M. Etienne wheeled round to me.
“Felix, here is work for us. As I was saying, M. Marceau, your decree is most offensive to the general-duke, and therefore, since he is my particular enemy, most pleasing to me. A beautiful night, is it not, sir? I wish you a delightful walk home.”
He seized me by the hand, and we dashed up the street.
At the corner the noise of a fray came faintly but plainly to our ears. M. le Comte without hesitation plunged down a lane in the direction of the sound.
“I said I wanted no more fighting to-night, but two against a mob! We know how it feels.”
The clash of steel on steel grew ever louder, and as we wheeled around a jutting garden wall we came full upon the combatants.
“A rescue, a rescue!” cried M. Etienne. “Shout, Felix! Montjoie St. Denis! A rescue, a rescue!”
We charged down the street, drawing our swords and shouting at the top of our lungs.
It was too dark to see much save a mass of struggling figures, with every now and then, as the steel hit, a point of light flashing out, to fade and appear again like a brilliant glow-worm. We could scarce tell which were the attackers, which the two comrades we had come to save.

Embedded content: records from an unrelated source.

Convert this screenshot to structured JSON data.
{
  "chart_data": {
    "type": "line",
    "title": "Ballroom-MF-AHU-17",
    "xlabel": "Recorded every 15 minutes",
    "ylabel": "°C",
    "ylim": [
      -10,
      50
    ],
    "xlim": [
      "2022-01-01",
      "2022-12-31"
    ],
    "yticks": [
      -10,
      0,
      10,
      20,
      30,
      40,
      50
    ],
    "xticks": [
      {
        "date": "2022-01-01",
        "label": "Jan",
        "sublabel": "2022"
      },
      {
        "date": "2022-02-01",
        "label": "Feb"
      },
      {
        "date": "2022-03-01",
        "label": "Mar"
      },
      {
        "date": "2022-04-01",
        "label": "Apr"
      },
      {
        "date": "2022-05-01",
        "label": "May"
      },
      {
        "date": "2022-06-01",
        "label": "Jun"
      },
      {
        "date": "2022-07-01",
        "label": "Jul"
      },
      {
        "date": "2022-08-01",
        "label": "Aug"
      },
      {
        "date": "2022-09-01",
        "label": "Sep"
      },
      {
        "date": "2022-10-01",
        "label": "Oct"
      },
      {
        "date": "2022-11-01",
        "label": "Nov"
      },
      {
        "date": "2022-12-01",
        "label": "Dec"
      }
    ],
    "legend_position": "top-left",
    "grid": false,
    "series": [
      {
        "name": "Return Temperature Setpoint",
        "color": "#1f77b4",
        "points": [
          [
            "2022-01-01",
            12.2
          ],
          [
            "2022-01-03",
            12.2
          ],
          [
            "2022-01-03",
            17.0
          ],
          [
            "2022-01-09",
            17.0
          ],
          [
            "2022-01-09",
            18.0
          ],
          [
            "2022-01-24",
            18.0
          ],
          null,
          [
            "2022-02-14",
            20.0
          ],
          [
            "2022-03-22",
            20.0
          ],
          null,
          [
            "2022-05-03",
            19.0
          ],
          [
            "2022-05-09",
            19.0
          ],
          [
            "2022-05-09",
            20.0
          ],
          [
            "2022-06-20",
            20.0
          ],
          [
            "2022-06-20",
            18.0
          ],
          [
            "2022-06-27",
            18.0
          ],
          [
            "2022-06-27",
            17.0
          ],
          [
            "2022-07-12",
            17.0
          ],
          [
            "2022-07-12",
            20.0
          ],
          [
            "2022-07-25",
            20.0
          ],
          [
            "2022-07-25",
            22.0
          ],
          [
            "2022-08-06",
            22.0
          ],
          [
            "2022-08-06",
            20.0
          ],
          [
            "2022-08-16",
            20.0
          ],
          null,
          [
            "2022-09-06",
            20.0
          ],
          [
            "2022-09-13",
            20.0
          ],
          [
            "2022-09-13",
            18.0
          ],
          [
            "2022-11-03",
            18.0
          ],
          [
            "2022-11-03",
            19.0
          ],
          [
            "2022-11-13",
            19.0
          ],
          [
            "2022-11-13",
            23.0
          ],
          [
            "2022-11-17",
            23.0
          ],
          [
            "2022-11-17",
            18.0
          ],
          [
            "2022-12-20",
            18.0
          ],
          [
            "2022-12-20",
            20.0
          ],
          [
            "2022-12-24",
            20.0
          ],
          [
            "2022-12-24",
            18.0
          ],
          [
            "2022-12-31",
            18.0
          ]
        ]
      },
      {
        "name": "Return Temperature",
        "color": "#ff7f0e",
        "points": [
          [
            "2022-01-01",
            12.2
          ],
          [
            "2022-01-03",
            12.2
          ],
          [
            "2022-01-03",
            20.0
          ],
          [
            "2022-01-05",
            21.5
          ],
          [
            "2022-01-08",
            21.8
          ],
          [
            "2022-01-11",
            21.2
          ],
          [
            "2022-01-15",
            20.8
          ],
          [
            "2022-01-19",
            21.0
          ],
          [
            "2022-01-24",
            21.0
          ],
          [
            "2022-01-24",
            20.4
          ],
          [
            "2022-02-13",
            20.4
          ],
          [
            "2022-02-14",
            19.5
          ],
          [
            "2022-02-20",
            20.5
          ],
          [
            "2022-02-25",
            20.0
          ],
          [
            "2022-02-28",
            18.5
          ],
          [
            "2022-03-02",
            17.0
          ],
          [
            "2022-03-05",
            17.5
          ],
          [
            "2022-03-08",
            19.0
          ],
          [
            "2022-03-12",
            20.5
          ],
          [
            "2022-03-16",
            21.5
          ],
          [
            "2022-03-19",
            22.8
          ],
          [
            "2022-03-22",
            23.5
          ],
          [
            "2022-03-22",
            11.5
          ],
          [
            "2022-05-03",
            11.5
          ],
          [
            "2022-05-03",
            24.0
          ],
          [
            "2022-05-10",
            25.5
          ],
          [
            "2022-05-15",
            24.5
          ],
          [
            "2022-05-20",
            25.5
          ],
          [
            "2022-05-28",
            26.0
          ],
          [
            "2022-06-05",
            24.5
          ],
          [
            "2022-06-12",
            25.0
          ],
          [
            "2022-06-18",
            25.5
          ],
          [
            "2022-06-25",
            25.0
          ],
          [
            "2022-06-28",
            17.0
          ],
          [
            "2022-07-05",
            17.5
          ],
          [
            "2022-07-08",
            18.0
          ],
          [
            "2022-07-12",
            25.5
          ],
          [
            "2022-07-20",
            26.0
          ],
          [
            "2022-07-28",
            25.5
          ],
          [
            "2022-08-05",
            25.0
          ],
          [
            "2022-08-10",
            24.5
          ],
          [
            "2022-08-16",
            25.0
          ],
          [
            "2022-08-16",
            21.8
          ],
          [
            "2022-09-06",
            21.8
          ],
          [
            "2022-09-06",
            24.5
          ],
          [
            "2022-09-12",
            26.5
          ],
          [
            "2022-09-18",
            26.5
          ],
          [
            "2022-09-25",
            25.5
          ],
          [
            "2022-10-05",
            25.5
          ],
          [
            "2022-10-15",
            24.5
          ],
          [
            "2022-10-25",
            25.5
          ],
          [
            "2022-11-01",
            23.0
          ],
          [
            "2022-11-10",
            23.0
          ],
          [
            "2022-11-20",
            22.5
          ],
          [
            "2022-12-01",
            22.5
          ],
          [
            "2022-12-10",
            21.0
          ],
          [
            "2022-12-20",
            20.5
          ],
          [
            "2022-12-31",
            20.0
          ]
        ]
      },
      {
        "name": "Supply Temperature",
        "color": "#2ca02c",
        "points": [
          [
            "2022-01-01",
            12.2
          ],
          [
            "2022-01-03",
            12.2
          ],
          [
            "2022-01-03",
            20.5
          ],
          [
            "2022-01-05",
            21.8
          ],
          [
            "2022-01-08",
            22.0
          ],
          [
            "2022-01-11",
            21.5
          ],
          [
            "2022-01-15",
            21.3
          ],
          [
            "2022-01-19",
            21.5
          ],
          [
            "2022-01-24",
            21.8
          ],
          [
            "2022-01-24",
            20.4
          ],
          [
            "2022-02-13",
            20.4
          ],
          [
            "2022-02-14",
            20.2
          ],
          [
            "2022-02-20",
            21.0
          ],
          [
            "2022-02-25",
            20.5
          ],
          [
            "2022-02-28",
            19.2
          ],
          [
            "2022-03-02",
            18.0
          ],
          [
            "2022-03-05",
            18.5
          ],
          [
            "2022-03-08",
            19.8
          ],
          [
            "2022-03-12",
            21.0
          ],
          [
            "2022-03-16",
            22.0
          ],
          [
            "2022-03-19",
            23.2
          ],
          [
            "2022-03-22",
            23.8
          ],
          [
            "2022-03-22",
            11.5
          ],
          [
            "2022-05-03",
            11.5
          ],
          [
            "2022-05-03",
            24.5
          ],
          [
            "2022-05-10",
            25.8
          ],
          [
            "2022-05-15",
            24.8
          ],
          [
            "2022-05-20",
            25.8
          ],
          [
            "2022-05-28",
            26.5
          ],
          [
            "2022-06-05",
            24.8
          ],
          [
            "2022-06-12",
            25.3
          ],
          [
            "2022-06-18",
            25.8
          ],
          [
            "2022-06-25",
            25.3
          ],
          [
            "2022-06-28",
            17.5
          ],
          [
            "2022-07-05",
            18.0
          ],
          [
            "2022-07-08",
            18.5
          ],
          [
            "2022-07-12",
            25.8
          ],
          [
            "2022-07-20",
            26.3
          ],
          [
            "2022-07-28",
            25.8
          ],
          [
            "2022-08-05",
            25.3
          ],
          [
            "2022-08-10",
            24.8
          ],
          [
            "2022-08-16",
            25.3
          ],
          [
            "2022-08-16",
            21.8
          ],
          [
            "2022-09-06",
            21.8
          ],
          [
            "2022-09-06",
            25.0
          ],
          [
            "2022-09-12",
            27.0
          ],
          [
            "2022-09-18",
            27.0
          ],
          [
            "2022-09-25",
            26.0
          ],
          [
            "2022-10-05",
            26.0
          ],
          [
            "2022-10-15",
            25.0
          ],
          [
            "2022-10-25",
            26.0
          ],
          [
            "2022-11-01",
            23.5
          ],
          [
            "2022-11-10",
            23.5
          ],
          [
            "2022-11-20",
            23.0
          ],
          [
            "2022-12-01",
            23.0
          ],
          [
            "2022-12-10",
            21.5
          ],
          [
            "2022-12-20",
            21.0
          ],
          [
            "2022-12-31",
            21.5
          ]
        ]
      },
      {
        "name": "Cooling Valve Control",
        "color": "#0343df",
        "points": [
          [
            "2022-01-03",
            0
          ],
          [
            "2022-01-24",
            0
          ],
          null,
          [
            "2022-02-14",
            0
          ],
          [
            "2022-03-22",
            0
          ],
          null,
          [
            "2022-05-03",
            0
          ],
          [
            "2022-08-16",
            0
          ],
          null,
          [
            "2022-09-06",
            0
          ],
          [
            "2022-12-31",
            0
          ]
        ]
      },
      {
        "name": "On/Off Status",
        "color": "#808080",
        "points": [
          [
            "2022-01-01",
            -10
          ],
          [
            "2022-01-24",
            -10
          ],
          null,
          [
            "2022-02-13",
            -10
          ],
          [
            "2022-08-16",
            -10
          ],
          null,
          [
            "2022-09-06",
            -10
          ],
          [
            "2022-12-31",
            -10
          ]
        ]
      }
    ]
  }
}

But if we could not make them out, neither could they us. We shouted as boldly as if we had been a company, and in the clatter of their heels on the stones they could not count our feet. They knew not how many followers the darkness held. The group parted. Two men remained in hot combat close under the left wall. Across the way one sturdy fighter held off two, while a sixth man, crying on his mates to follow, fled down the lane.
M. Etienne knew now what he was about, and at once took sides with the solitary fencer. The combat being made equal, I started in pursuit of the flying figure. I had run but a few yards, however, when I tripped and fell prostrate over the body of a man. I was up in a moment, feeling him to find out if he were dead; my hands over his heart dipped into a pool of something wet and warm like new milk. I wiped them on his sleeve as best I could, and hastily groped about for his sword. He did not need it now, and I did.
When I rose with it my quarry was swallowed up in the shadows. M. Etienne, whose light clothing made a distinguishable spot in the gloom, had driven his opponent, or his opponent had driven him, some rods up the lane the way we had come. I stood perplexed, not knowing where to busy myself. M. Etienne’s side I could not reach past the two duels; and of the four men near me, I could by no means tell, as they circled about and about, which were my chosen allies. They were all sombrely clad, their faces blurred in the darkness. When one made a clever pass, I knew not whether to rejoice or despair. But at length I picked out one who fenced, though valiantly enough, yet with greater effort than the rest; and I deemed that this had been the hardest pressed of all and must certainly be one of the attacked and the one most deserving of succour. He was plainly losing ground. I darted to his side just as his foe ran him through the arm.